It is the time to once again gather around our tables, heavy with delicious food, and give thanks for what we have, for what we have had and for all that is coming to us. There is nothing like a feast of turkey, dressing, mashed potatoes and gravy, cranberry sauce, green beans, and of course, pumpkin pie to kick off the holiday season. I began my pre-feast fast a week ago in anticipation of the huge, table bending meal. Thanksgiving is the best holiday of them all. It is like Christmas without the stress of shopping.
Every family has their special traditions this time of year. Some do the traditional turkey feast, others will be setting their tables with goose, duck, ham or, like my friend Troy's family, lasagna.
One of my family’s traditions that I miss the most was sitting at the Kid’s Table. I loved sitting at the card table set up in the kitchen or other place a comfortable distance from the Adult Table. The Adult Table was always set with the "good dishes," usually some sacred china gingerly passed down from one generation to another. The Kids' Table was set with the everyday dishes, and that was just fine with me, because everyone cared less if you accidentally broke one.
It was at the Kids' Table where our great family traditions began. It was at this simple table that some of the best stories first happened and were shared. It was here that I once laughed so hard milk came out my nose, at which point my cousin Paula started laughing so hard she wet her pants, which we both thought was hysterical and commenced to laugh even harder, so hard we made ourselves sick, all to the escalating voices from our respective parents inquiring, "What's going on in there? What are you two doing? What in the world is so funny?" And at that, with our faces flushed from laughing so hard we were hyperventilating, we burst into even more uncontrollable giggles.
Laughter like that almost never happened at the Adult Table. They were always so serious and proper, so somber and polite. It was at the Kids' Table that you could really cut loose and have a good time.
Sometimes the stories begun around the table never die, but follow us from holiday to holiday, from year to year. One Thanksgiving when I was eight or nine, I blurted out toward the end of the meal that I could always tell when I was getting full because I started to sweat.

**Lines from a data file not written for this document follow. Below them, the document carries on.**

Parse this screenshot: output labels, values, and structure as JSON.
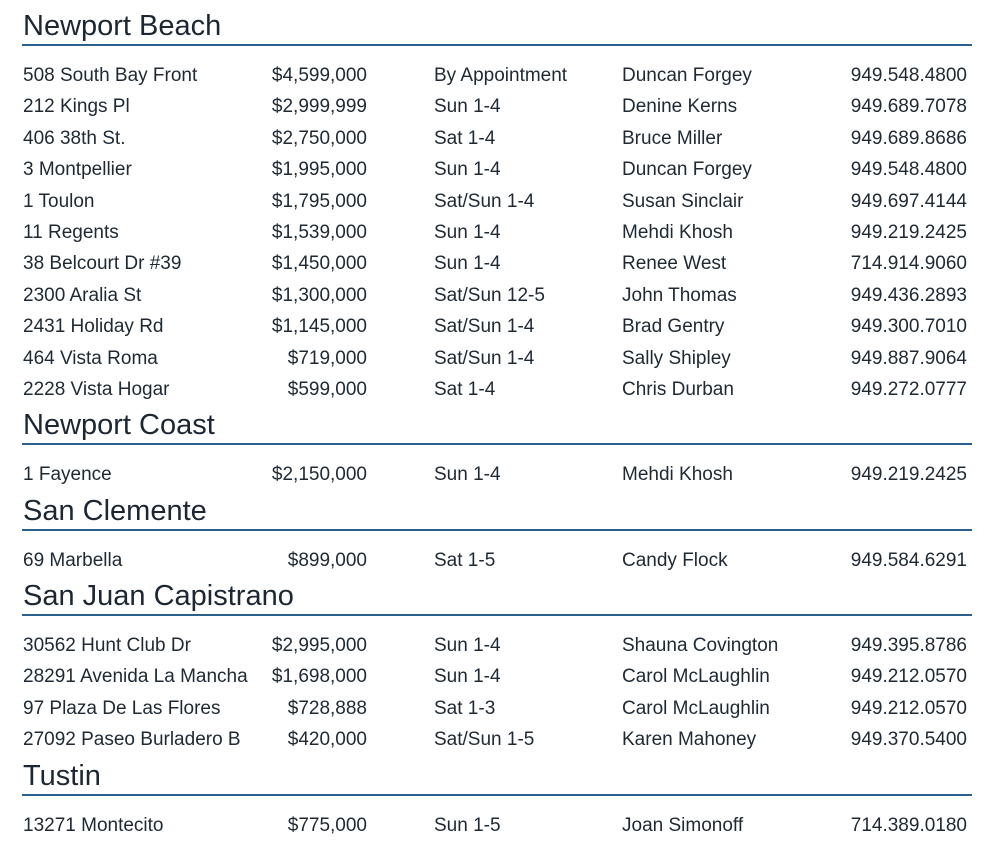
{
  "sections": [
    {
      "title": "Newport Beach",
      "rows": [
        [
          "508 South Bay Front",
          "$4,599,000",
          "By Appointment",
          "Duncan Forgey",
          "949.548.4800"
        ],
        [
          "212 Kings Pl",
          "$2,999,999",
          "Sun 1-4",
          "Denine Kerns",
          "949.689.7078"
        ],
        [
          "406 38th St.",
          "$2,750,000",
          "Sat 1-4",
          "Bruce Miller",
          "949.689.8686"
        ],
        [
          "3 Montpellier",
          "$1,995,000",
          "Sun 1-4",
          "Duncan Forgey",
          "949.548.4800"
        ],
        [
          "1 Toulon",
          "$1,795,000",
          "Sat/Sun 1-4",
          "Susan Sinclair",
          "949.697.4144"
        ],
        [
          "11 Regents",
          "$1,539,000",
          "Sun 1-4",
          "Mehdi Khosh",
          "949.219.2425"
        ],
        [
          "38 Belcourt Dr #39",
          "$1,450,000",
          "Sun 1-4",
          "Renee West",
          "714.914.9060"
        ],
        [
          "2300 Aralia St",
          "$1,300,000",
          "Sat/Sun 12-5",
          "John Thomas",
          "949.436.2893"
        ],
        [
          "2431 Holiday Rd",
          "$1,145,000",
          "Sat/Sun 1-4",
          "Brad Gentry",
          "949.300.7010"
        ],
        [
          "464 Vista Roma",
          "$719,000",
          "Sat/Sun 1-4",
          "Sally Shipley",
          "949.887.9064"
        ],
        [
          "2228 Vista Hogar",
          "$599,000",
          "Sat 1-4",
          "Chris Durban",
          "949.272.0777"
        ]
      ]
    },
    {
      "title": "Newport Coast",
      "rows": [
        [
          "1 Fayence",
          "$2,150,000",
          "Sun 1-4",
          "Mehdi Khosh",
          "949.219.2425"
        ]
      ]
    },
    {
      "title": "San Clemente",
      "rows": [
        [
          "69 Marbella",
          "$899,000",
          "Sat 1-5",
          "Candy Flock",
          "949.584.6291"
        ]
      ]
    },
    {
      "title": "San Juan Capistrano",
      "rows": [
        [
          "30562 Hunt Club Dr",
          "$2,995,000",
          "Sun 1-4",
          "Shauna Covington",
          "949.395.8786"
        ],
        [
          "28291 Avenida La Mancha",
          "$1,698,000",
          "Sun 1-4",
          "Carol McLaughlin",
          "949.212.0570"
        ],
        [
          "97 Plaza De Las Flores",
          "$728,888",
          "Sat 1-3",
          "Carol McLaughlin",
          "949.212.0570"
        ],
        [
          "27092 Paseo Burladero B",
          "$420,000",
          "Sat/Sun 1-5",
          "Karen Mahoney",
          "949.370.5400"
        ]
      ]
    },
    {
      "title": "Tustin",
      "rows": [
        [
          "13271 Montecito",
          "$775,000",
          "Sun 1-5",
          "Joan Simonoff",
          "714.389.0180"
        ]
      ]
    }
  ]
}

For years, I couldn't sit down to a meal with family members without someone asking if I was sweating yet. It was funny the first few times, but after several decades, the joke grew old and stale.
I not only miss the Kids' Table, but I miss gathering with my extended family at the holidays. I no longer have any family to include me in their feasts, so I’ve been creating my own, new traditions, which often include crashing my friend’s family gatherings.

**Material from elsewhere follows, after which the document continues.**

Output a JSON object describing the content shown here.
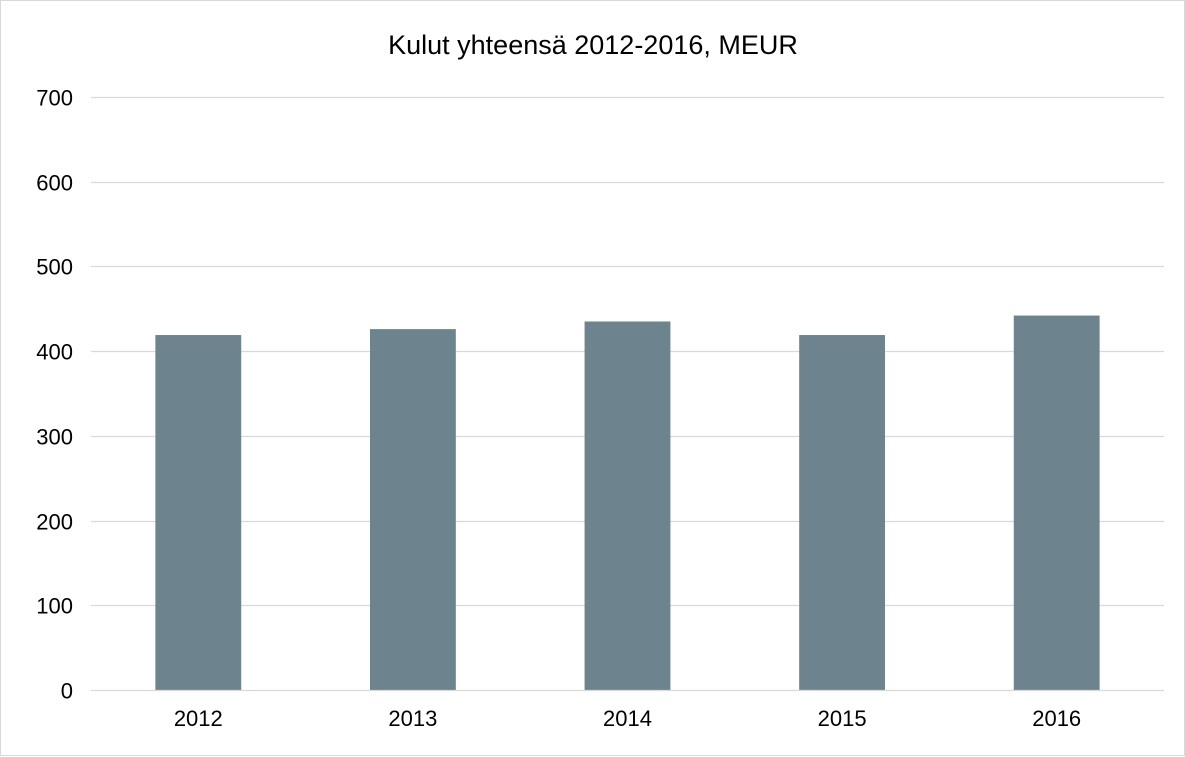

I feel fortunate and am grateful to share a Thanksgiving meal with my chosen family of friends, but I miss those days when the house would be full of grandparents, aunts, uncles and cousins. The women gathering in the kitchen making final meal preparations, the men in the living room watching football, us kids racing around from one room to the other until someone shooed us outside to burn off some of our excitement. There was laughter then and the warm, secure feeling you get when you are surrounded by the people who have known and loved you from your first breath. I miss the feeling of belonging to something bigger that being around grandparents, aunts and uncles gave me. Why, I even miss being asked if I am sweating yet.
But the only constant in life is change. Without it, we would all be stuck in the monotony of sameness. Despite not having my own family to sit with around a Thanksgiving table, I am grateful for so many fond and fun memories of Thanksgivings past and for having a large and loving circle of friends with whom to share this year's feast.
So next Thursday, as well as every day, I will give heartfelt thanks for all of my many blessings, including things just as they are.